Configuração única de um aplicativo de federação direta do IAM no Okta

1. Uma conta da Okta com a qual você possa fazer login como usuário com permissões administrativas.

2. No Okta Admin Console, em Applications, escolha Applications,

3. Escolha Browse App Catalog. Pesquise e escolha AWS Account Federation. Escolha Add integration.

4. Configure a federação direta do IAM AWS seguindo as etapas em Como configurar o SAML 2.0 para federação de AWS contas.

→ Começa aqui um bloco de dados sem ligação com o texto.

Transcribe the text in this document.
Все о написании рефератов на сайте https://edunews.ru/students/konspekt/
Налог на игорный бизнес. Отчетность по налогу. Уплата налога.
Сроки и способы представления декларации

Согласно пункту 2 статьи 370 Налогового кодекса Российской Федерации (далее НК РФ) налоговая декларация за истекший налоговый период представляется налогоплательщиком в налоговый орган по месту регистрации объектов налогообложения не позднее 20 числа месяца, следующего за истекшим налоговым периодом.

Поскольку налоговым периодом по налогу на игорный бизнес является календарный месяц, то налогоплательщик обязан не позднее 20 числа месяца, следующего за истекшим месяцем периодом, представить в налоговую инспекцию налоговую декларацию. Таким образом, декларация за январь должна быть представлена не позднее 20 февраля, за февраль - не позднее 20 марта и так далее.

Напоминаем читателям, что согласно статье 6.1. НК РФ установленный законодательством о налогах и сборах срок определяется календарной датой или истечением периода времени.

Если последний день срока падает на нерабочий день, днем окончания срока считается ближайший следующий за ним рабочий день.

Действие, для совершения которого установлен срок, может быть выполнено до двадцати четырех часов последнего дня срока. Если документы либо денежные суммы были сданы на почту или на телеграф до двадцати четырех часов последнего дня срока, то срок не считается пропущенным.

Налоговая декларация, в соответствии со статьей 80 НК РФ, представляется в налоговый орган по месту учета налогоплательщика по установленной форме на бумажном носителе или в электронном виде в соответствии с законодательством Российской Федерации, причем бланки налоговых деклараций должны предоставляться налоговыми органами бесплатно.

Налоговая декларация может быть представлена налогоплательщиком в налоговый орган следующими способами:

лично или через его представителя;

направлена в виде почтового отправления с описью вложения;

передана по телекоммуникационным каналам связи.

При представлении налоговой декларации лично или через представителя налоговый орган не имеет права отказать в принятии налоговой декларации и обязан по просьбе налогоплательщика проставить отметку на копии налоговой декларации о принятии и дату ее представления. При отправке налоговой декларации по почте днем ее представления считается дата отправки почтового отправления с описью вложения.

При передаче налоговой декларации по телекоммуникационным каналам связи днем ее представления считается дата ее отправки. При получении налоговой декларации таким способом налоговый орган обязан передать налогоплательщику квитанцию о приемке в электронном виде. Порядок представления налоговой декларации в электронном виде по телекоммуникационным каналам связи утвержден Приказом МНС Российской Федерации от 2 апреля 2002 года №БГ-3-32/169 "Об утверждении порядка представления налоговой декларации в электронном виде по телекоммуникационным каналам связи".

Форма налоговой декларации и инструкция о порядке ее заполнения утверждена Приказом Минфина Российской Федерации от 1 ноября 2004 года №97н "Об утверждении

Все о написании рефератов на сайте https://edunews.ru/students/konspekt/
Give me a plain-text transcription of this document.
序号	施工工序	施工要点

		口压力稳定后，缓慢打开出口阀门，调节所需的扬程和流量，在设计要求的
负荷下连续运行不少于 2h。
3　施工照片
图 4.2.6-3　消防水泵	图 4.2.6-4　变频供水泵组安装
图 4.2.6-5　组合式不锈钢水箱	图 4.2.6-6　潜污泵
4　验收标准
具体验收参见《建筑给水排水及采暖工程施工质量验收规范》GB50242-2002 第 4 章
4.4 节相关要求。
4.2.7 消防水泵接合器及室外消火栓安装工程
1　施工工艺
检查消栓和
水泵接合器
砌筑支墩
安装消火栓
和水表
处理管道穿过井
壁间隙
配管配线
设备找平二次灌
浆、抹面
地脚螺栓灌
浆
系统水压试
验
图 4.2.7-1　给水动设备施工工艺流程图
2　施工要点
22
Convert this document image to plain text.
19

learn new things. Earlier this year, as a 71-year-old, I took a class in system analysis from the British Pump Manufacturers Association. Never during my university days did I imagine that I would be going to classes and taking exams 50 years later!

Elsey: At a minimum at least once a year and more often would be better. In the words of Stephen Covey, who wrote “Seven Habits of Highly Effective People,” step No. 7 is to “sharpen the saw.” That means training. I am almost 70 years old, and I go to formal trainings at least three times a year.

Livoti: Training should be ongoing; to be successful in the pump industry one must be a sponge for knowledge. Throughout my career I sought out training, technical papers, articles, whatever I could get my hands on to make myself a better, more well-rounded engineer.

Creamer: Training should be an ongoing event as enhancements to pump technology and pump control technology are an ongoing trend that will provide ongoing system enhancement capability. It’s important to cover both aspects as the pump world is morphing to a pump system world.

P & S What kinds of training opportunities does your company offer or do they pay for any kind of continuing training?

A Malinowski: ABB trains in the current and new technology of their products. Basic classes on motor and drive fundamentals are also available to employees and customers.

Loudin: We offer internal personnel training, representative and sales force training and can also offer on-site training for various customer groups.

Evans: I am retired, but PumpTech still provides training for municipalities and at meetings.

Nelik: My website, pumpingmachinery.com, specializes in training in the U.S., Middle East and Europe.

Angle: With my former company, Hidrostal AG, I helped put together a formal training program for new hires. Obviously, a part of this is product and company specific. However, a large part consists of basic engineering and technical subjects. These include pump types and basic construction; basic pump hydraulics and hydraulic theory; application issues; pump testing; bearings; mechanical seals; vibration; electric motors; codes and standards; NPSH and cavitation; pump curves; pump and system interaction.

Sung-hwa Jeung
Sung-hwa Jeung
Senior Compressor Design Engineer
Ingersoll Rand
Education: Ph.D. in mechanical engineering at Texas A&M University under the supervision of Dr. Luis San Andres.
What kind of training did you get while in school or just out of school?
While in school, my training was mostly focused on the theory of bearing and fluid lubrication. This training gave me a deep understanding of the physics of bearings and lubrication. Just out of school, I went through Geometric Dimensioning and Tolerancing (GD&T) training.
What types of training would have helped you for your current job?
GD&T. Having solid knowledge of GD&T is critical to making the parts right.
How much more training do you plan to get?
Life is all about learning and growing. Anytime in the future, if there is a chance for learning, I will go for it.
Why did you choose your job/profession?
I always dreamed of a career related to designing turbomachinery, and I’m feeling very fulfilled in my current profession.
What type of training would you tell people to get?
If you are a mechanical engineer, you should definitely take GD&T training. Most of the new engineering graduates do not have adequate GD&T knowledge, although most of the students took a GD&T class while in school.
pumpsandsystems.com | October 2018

5. Na guia Sign-On Options, selecione SAML 2.0 e insira as configurações de Group Filter e Role Value Pattern. O nome do grupo para o diretório do usuário depende do filtro que você configura.

   

   Na figura acima, a role variável é para o perfil de operações de emergência em sua conta de acesso de emergência. Por exemplo, se você criar a EmergencyAccess_Role1_RO função (conforme descrito na tabela de mapeamento) em Conta da AWS 123456789012, e se a configuração do filtro de grupo estiver configurada conforme mostrado na figura acima, o nome do seu grupo deverá seraws#EmergencyAccess_Role1_RO#123456789012.

6. Em seu diretório (por exemplo, seu diretório no Active Directory), crie o grupo de acesso de emergência e especifique um nome para o diretório (por exemplo, aws#EmergencyAccess_Role1_RO#123456789012). Atribua seus usuários a esse grupo usando seu mecanismo de provisionamento existente.

7. Na conta de acesso de emergência, configure uma política de confiança personalizada que forneça as permissões necessárias para que o perfil de acesso de emergência seja assumido durante uma interrupção. Veja a seguir um exemplo de declaração de uma política de confiança personalizada anexada ao EmergencyAccess_Role1_RO perfil. Para ver uma ilustração, consulte a conta de emergência no diagrama em Como criar um mapeamento emergencial de funções, contas e grupos.

   JSON

   {
       "Version": "2012-10-17",
       "Statement": [
         {
            "Effect":"Allow",
            "Principal":{
               "Federated":"arn:aws:iam::123456789012:saml-provider/Okta"
            },
            "Action":[
               "sts:AssumeRoleWithSAML",
               "sts:SetSourceIdentity",
               "sts:TagSession"
            ],
            "Condition":{
               "StringEquals":{
                  "SAML:aud":"https:~/~/signin.aws.amazon.com/saml"
               }
            }
         }
      ]
   }
   
   

8. Veja a seguir um exemplo de declaração de uma política de confiança personalizada anexada ao perfil EmergencyAccess_Role1_RO. Para ver uma ilustração, consulte a conta de emergência no diagrama em Como criar um mapeamento emergencial de funções, contas e grupos.

   JSON

   {
       "Version": "2012-10-17",
       "Statement": [
           {
               "Effect": "Allow",
               "Action": "sts:AssumeRole",
               "Resource": [
                   "arn:aws:iam::<account 1>:role/EmergencyAccess_RO",
                   "arn:aws:iam::<account 2>:role/EmergencyAccess_RO"
               ]
           }
       ]
   }
   

9. Nas contas de workload, configure uma política de confiança personalizada. Veja a seguir um exemplo de declaração de uma política de confiança personalizada anexada ao perfil EmergencyAccess_RO. Neste exemplo, a conta 123456789012 é a conta de acesso de emergência. Para ver uma ilustração, consulte a conta de workload no diagrama abaixo Como criar um mapeamento emergencial de funções, contas e grupos.

   JSON

   {
       "Version": "2012-10-17",
       "Statement":[
         {
            "Effect":"Allow",
            "Principal":{
               "AWS":"arn:aws:iam::123456789012:root"
            },
            "Action":"sts:AssumeRole"
         }
      ]
   }
   
   

   nota

   A maioria IdPs permite que você mantenha a integração de aplicativos desativada até que seja necessária. Recomendamos que você mantenha o aplicativo de federação direta do IAM desativado em seu IdP até que seja necessário para acesso de emergência.